You could have a look at CPack: https://cmake.org/Wiki/CMake:Packaging_With_CPack It was created to be used with the C++ build system CMake, but can be used without it too. I use it to automatically build debian packages from Jenkins, but it also supports tarballs, RPMs, NSIS (Windows), PackageMaker (OS X), and cygwin packages. Hope this helps a bit!


That's precisely the point: we already have package managers. Its just 'unfashionable' to use them.

What I would do if my language needed package management: write an abstraction for whatever package managers exist on the platform I'm targeting. So my 'package manager' would just be a smart shell around apt-get, or yum, or whatever.

Okay, this looks like an idea ripe for the attention ..


How exactly do you see it done by the OS vendors ? Should they try to support every conceivable programming language out there ? Should they force every language to use a certain package format ?

Until languages reach a stage where they have totally transparent interoperability - which is the ability to use a library in your language regardless of the language the library was written in - OS vendors have a monumental (impossible) task on their hands.

Windows tried this with COM and ActiveX and I don't think that succeeded entirely.

Things like CLR or JVM are a partial solution, but you can't expect a C++ programmer to work with the JVM or a C guy to make his hack compatible with CLR.

I guess the way we have it right now is the natural "best" way.

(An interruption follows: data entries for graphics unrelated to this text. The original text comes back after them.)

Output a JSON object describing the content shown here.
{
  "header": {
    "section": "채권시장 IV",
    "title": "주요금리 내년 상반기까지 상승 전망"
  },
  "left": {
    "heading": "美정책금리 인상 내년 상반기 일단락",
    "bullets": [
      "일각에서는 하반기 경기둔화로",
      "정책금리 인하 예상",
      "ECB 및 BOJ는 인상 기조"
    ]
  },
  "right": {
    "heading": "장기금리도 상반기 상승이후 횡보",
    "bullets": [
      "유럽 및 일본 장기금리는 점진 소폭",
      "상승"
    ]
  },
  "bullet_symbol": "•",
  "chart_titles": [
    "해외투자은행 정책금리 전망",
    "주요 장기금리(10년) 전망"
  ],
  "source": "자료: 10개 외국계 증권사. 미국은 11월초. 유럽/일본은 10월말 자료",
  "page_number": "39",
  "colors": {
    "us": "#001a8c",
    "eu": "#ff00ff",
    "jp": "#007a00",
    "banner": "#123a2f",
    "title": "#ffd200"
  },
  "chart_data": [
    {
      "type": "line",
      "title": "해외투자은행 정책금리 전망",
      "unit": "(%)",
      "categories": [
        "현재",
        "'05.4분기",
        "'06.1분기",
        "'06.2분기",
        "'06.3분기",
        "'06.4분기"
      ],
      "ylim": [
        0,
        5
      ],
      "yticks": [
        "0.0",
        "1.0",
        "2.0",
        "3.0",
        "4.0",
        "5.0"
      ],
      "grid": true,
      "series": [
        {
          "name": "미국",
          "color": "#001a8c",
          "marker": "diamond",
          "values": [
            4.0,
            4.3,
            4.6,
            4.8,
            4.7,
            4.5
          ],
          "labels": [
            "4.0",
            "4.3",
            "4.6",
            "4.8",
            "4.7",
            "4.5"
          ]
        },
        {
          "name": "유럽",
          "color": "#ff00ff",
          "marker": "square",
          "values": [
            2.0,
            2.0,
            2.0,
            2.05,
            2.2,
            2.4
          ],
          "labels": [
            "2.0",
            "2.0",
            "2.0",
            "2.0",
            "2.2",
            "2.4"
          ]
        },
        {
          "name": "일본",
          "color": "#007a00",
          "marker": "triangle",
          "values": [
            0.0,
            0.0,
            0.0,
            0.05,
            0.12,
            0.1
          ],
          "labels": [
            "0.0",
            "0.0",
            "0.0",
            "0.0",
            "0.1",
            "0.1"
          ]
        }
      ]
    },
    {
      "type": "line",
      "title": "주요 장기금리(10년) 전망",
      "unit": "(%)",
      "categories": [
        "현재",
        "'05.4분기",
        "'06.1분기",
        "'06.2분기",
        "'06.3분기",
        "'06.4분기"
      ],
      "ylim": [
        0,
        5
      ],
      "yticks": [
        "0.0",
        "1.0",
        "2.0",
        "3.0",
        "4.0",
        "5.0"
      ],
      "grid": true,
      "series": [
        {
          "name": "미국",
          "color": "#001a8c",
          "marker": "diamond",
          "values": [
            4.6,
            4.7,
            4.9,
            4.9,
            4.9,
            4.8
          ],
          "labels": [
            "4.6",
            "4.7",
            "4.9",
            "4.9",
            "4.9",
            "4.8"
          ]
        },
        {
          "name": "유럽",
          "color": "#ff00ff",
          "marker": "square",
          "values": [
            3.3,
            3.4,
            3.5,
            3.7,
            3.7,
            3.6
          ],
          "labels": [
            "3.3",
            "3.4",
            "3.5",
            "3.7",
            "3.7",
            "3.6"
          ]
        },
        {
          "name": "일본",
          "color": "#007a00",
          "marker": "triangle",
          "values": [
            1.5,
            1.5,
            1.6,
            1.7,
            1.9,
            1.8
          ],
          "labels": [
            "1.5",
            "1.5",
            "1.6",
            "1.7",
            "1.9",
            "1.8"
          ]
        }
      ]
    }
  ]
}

Let's hope someone somewhere gets enlightened and enlightens everyone else.


I had hoped, by now, that OS vendors would have evolved a system of managing packages in a filesystem that was standardized, easily portable across operating systems, and easy to implement with a little forethought from anyone wishing to package their apps for the system or add support for the package/bundle in their language as a first-class implementation. In many ways we have this: at least in the Games world, where we can't expect the user to do package management to just play a game, we've got things like good ol' .zip files masquerading as filesystems, and thus .. our game is really a little OS with its own universe. The other end of the scale.

But its really, really hard, it seems, to get everyone to agree to these kinds of standards and share things across the filesystem in a way that is easily maintainable by real people as well as automated systems. I don't truly believe all this new school of thought, either, about filesystems having to go away - to me this is just a cop-out by folks who should be taking responsibility for teaching people what a filesystem is (since we have so many of them) before we start throwing them away and replacing them with .. something .. which inevitably doesn't solve any of the filesystem problems, but does mean less code has to be maintained.

Which is why I think language-people do this "NIH"'ification of the problem: nobody is enforcing any rules, so Langage-X has to have its own way of laying things out, providing common code, isolating things into common/routine layouts, and so on.

It truly is, for me at least, that if your language requires package management, its broken and isn't any better than any of the other umpteen languages that preceded yours, no matter how sexy it is, and which also has "package management".

The whole are is just broken and isn't fixed yet. I don't know all the answers, but I have a feeling a good start might be "build an OS, an execution environment, and a user interface using one language and one language only, and make all sub-systems of that OS utilize a standard, built-in, intelligently designed means of handling dependency graphs for user sub-modules".